Zwei Ermittler – wirtschaftlich vertretbar, operativ sinnvoll
Ein Zweierteam stellt in vielen Fällen den sinnvollen Kompromiss zwischen Effizienz und Wirtschaftlichkeit dar. Mit zwei Einsatzkräften lässt sich eine Zielperson wechselweise observieren, Fahrten können sicherer begleitet und kurze Pausen zur Koordination genutzt werden – ohne die Überwachung abzubrechen.

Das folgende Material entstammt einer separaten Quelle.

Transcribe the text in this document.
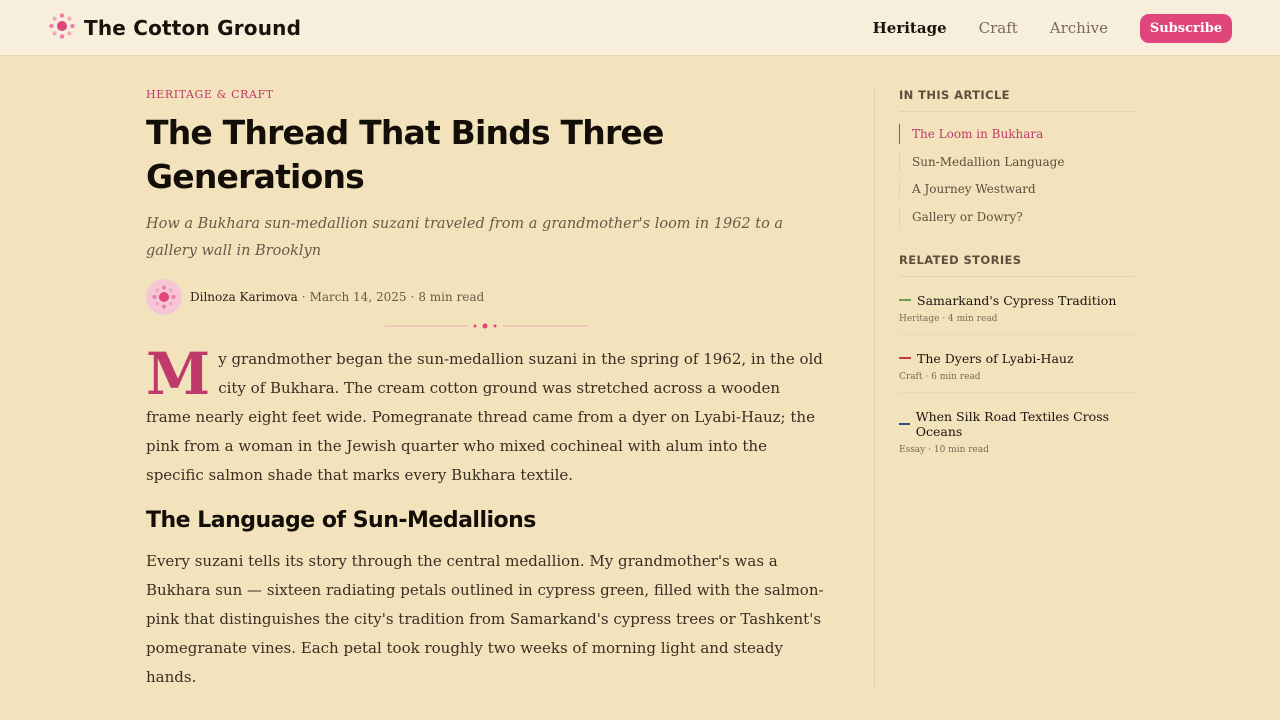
The Cotton Ground	Heritage Craft Archive	Subscribe
HERITAGE & CRAFT
The Thread That Binds Three Generations

How a Bukhara sun-medallion suzani traveled from a grandmother's loom in 1962 to a gallery wall in Brooklyn

Dilnoza Karimova · March 14, 2025 · 8 min read

My grandmother began the sun-medallion suzani in the spring of 1962, in the old city of Bukhara. The cream cotton ground was stretched across a wooden frame nearly eight feet wide. Pomegranate thread came from a dyer on Lyabi-Hauz; the pink from a woman in the Jewish quarter who mixed cochineal with alum into the specific salmon shade that marks every Bukhara textile.

The Language of Sun-Medallions

Every suzani tells its story through the central medallion. My grandmother's was a Bukhara sun — sixteen radiating petals outlined in cypress green, filled with the salmon-pink that distinguishes the city's tradition from Samarkand's cypress trees or Tashkent's pomegranate vines. Each petal took roughly two weeks of morning light and steady hands.

IN THIS ARTICLE
The Loom in Bukhara
Sun-Medallion Language
A Journey Westward
Gallery or Dowry?
RELATED STORIES
Samarkand's Cypress Tradition
Heritage · 4 min read
The Dyers of Lyabi-Hauz
Craft · 6 min read
When Silk Road Textiles Cross Oceans
Essay · 10 min read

Drei Ermittler – das ideale Minimum für anspruchsvolle Einsätze
Die Praxis zeigt jedoch: Für einen strukturierten, durchgängigen und professionellen Einsatz ist ein Team aus drei Ermittlern das ideale Minimum – insbesondere wenn folgende Faktoren zutreffen:
- Unübersichtliche Örtlichkeiten oder viele potenzielle Abgangsmöglichkeiten
- Längere Einsätze oder mehrtägige Beobachtungen
- Wechselnde Einsatzorte oder Nutzung öffentlicher Verkehrsmittel
- Zielpersonen mit erhöhter Aufmerksamkeit oder unregelmäßigem Verhalten
Erst mit drei Kräften lässt sich ein Einsatz strategisch aufteilen, um Bewegungen vorwegzunehmen, Positionen abzuwechseln und Zielpersonen auch bei komplexen Abläufen zuverlässig zu begleiten.
Fazit
Die Teamgröße wird stets individuell anhand der Rahmenbedingungen und Zielvorgaben festgelegt. Wir beraten Sie hierzu offen, ehrlich und mit Blick auf das optimale Verhältnis von Kosten und Erfolgsaussicht.